Land still a thorny election issue a decade after violence

Youths keep vigil in Pimbinyiet village in Trans Mara West on February 14, 2017. Two communities in the area have had land disputes for decades. PHOTO | RUTH MBULA | NATION MEDIA GROUP

What you need to know:

  • The fact that some prominent Kenyans have been accused of illegally amassing land has slowed down implementation of TJRC report.
  • The TJRC report finds a close link between land injustices and ethnic violence in the country.

Kenya National Dialogue and Reconciliation (KNDR) forum set up by the African Union a decade ago following the disputed presidential election of December 2007 identified land reforms as one of ways of attaining peace in future.

Listed under the famous Agenda Four item of KNDR, which had other proposed action areas like tackling inequality and combating regional development imbalances, the AU panel headed by the former UN Secretary General Kofi Annan agreed that implementing the reforms would guarantee stability and justice.

The Truth Justice and Reconciliation Commission (TJRC) also makes a strong pitch for land reforms in its 2013 report although the 11th Parliament has been accused of dragging its feet to create structures for its implementation.

ACCUSATIONS

The fact that some prominent Kenyans have been accused of illegally amassing land has slowed down its implementation.

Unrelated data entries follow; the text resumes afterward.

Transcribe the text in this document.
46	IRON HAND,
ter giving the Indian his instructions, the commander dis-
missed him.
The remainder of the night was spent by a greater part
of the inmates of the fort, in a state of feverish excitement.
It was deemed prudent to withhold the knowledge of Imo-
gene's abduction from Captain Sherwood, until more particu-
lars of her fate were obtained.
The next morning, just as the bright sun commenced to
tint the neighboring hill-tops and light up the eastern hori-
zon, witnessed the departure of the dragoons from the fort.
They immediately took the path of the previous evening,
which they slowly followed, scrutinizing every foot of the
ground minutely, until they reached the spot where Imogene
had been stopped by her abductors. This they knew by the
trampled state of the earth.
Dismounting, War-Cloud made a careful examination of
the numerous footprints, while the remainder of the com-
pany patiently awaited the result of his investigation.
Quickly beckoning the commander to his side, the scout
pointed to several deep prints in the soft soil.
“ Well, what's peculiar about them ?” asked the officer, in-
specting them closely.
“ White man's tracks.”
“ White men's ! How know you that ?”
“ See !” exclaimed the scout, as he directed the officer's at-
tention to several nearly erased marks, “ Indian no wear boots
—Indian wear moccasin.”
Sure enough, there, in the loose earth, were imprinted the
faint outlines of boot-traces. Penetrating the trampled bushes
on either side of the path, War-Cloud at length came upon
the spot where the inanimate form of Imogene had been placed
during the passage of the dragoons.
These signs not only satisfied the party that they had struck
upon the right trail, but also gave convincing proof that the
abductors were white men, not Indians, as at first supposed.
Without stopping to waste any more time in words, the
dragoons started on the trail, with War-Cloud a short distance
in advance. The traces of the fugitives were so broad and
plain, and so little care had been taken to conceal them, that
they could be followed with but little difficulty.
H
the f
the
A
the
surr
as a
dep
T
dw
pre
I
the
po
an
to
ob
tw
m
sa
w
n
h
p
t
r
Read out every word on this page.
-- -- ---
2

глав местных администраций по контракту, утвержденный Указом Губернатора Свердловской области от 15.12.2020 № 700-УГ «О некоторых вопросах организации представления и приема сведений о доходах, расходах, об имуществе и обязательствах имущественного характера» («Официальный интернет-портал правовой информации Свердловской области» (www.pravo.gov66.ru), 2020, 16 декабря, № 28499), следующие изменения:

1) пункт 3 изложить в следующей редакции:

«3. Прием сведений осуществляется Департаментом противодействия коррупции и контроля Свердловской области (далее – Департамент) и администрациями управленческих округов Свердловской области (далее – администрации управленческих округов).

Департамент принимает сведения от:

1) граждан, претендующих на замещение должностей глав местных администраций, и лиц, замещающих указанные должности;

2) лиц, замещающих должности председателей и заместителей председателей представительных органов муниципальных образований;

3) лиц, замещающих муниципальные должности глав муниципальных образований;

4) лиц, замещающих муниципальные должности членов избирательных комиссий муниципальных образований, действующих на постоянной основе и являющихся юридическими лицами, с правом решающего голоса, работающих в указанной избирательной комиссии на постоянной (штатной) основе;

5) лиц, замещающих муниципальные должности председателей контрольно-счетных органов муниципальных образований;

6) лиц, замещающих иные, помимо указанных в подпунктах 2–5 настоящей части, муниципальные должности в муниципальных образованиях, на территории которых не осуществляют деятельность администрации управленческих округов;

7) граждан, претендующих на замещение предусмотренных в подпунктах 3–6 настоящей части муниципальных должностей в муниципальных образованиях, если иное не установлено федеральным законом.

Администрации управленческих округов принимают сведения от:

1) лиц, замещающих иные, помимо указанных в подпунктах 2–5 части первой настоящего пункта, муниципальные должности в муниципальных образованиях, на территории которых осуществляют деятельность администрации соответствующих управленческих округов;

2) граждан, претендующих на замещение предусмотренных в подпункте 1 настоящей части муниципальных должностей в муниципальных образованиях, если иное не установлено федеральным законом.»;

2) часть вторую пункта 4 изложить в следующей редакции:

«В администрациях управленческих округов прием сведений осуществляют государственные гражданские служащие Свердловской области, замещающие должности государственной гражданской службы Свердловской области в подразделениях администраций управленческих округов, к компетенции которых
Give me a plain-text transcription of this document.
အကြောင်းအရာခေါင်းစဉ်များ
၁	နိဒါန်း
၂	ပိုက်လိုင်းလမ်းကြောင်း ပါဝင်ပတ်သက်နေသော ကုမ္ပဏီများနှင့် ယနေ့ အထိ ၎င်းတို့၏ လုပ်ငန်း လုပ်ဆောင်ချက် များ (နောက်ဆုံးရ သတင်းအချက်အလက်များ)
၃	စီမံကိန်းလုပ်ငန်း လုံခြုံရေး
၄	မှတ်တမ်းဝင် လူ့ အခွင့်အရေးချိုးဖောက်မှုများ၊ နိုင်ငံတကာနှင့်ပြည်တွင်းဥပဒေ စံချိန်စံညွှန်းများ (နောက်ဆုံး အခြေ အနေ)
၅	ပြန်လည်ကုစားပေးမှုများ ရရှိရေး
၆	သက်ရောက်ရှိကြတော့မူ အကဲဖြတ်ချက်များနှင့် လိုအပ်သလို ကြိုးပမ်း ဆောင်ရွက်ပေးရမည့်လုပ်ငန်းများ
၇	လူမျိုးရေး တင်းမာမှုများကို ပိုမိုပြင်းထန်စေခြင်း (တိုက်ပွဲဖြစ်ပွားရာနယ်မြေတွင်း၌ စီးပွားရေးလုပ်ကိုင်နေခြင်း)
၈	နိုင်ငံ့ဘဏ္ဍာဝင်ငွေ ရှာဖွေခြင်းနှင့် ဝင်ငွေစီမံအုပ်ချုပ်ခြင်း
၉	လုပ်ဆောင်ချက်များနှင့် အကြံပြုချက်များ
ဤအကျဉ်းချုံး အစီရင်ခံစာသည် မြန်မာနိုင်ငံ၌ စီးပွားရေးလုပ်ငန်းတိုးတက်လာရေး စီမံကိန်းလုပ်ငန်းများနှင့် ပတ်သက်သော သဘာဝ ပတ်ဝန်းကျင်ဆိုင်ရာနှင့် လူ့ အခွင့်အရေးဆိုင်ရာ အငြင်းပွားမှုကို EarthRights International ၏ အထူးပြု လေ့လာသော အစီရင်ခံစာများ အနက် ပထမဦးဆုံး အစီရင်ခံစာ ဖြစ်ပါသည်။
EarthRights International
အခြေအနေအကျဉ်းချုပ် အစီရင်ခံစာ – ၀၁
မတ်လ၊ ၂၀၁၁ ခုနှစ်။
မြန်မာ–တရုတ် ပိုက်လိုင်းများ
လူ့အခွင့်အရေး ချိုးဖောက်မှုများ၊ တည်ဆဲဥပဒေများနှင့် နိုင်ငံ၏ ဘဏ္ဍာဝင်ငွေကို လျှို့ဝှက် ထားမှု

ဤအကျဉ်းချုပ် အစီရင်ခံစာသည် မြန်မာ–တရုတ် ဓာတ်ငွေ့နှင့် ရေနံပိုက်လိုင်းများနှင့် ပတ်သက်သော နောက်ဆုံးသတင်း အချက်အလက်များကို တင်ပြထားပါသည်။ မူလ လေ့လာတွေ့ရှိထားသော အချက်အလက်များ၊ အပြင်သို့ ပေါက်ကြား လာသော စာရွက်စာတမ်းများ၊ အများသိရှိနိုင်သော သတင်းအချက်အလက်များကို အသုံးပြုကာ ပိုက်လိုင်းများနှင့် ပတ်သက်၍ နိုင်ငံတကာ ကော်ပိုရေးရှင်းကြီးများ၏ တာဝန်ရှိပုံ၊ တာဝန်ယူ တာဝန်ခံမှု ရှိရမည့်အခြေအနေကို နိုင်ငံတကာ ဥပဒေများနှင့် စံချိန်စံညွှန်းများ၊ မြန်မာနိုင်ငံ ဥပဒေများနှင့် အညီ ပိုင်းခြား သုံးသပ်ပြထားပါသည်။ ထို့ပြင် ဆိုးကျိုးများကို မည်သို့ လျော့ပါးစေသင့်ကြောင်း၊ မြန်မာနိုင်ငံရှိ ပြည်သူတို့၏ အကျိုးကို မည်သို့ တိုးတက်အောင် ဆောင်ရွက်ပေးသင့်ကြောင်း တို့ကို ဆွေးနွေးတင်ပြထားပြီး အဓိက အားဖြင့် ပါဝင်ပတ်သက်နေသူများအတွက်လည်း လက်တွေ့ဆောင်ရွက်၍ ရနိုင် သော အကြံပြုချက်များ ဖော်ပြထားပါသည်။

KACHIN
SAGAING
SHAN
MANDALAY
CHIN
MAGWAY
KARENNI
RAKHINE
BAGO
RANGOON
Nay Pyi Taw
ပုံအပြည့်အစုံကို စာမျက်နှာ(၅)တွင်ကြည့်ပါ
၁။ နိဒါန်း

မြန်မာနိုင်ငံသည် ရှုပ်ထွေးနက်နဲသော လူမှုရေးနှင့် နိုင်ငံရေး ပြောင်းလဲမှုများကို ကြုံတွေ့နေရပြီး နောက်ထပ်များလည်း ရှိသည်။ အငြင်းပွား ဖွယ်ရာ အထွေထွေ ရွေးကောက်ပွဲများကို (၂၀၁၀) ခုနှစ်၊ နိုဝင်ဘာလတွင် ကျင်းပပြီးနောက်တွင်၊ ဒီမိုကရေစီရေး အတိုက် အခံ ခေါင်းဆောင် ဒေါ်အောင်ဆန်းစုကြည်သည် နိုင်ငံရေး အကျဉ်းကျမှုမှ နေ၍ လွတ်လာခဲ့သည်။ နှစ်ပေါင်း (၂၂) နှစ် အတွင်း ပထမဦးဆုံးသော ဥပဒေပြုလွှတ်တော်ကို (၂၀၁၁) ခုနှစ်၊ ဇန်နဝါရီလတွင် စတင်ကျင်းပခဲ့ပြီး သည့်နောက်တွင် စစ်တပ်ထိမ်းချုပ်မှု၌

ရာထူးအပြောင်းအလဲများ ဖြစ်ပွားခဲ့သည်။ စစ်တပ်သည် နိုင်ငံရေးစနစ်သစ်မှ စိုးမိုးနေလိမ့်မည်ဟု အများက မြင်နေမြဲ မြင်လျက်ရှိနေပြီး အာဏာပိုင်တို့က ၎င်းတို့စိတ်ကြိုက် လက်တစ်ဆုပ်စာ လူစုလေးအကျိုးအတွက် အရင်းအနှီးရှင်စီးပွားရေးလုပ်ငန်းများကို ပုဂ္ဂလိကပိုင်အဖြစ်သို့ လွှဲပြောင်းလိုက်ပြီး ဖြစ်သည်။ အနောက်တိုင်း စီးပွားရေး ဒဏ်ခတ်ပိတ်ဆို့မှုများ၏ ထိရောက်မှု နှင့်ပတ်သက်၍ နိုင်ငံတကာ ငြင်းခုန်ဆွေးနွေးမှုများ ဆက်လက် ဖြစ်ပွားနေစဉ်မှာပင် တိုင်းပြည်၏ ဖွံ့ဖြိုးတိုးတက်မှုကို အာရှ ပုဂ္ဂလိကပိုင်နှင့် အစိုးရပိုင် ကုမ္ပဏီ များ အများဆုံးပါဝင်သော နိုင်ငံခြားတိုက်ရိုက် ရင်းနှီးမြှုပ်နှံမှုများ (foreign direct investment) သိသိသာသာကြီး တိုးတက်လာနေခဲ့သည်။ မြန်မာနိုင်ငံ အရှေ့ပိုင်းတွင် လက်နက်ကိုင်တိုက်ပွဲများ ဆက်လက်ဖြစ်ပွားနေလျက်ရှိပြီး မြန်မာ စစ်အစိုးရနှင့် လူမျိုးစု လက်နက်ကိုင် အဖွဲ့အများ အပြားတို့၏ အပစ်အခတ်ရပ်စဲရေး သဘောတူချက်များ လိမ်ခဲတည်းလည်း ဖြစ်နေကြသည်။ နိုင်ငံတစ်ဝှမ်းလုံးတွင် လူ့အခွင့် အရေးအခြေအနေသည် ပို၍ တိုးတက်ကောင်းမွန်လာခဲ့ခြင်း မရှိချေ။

Accusations that some of them were brazenly able to get their names expunged from the document before it was made public has dogged former commissioners whose chairman Bethwel Kiplagat was buried last week.

“The government has to look into this problem (land problem) critically because millions have been impoverished by the land tenure system,” Mr Berhanu Dinka, a commissioner said five years ago.

It remains one of the most emotive subjects in the country’s politics less than two weeks to the General Election.

The reforms largely revolve around changing the overall tenure system, protecting public and private land and offering compensation to those whose land rights were violated.

IMPLEMENT

Last week, Deputy President William Ruto urged caution against implementation of the TJRC report, a government-sponsored inquiry into an array of historical injustices, which also touches on the land question, saying it stood the risk of opening up old wounds.

He was reacting to one of the promises by opposition presidential candidate Raila Odinga that should his coalition dislodge Jubilee from power, they plan to fully implement the TJRC report.

The TJRC report finds a close link between land injustices and ethnic violence in the country.

INSTITUTIONS

It also notes, “land-related injustices took many forms such as illegal takeover of individual and community land by public and private institutions; illegally hiving off public land and trust lands; preferring members of a specific ethnic group to benefit from settlement schemes and land grabbing by government officials.”

President Uhuru Kenyatta, in his 2015 State of the Nation address, issued a directive for the establishment of a Sh10 billion Restorative Justice Fund to be utilised over 3 years to provide relief to victims of past human rights violations, including settling the landless, but this was never followed up.

His government has however led an initiative to resettle those rooted out of their homes in the 2007/08 post-election violence.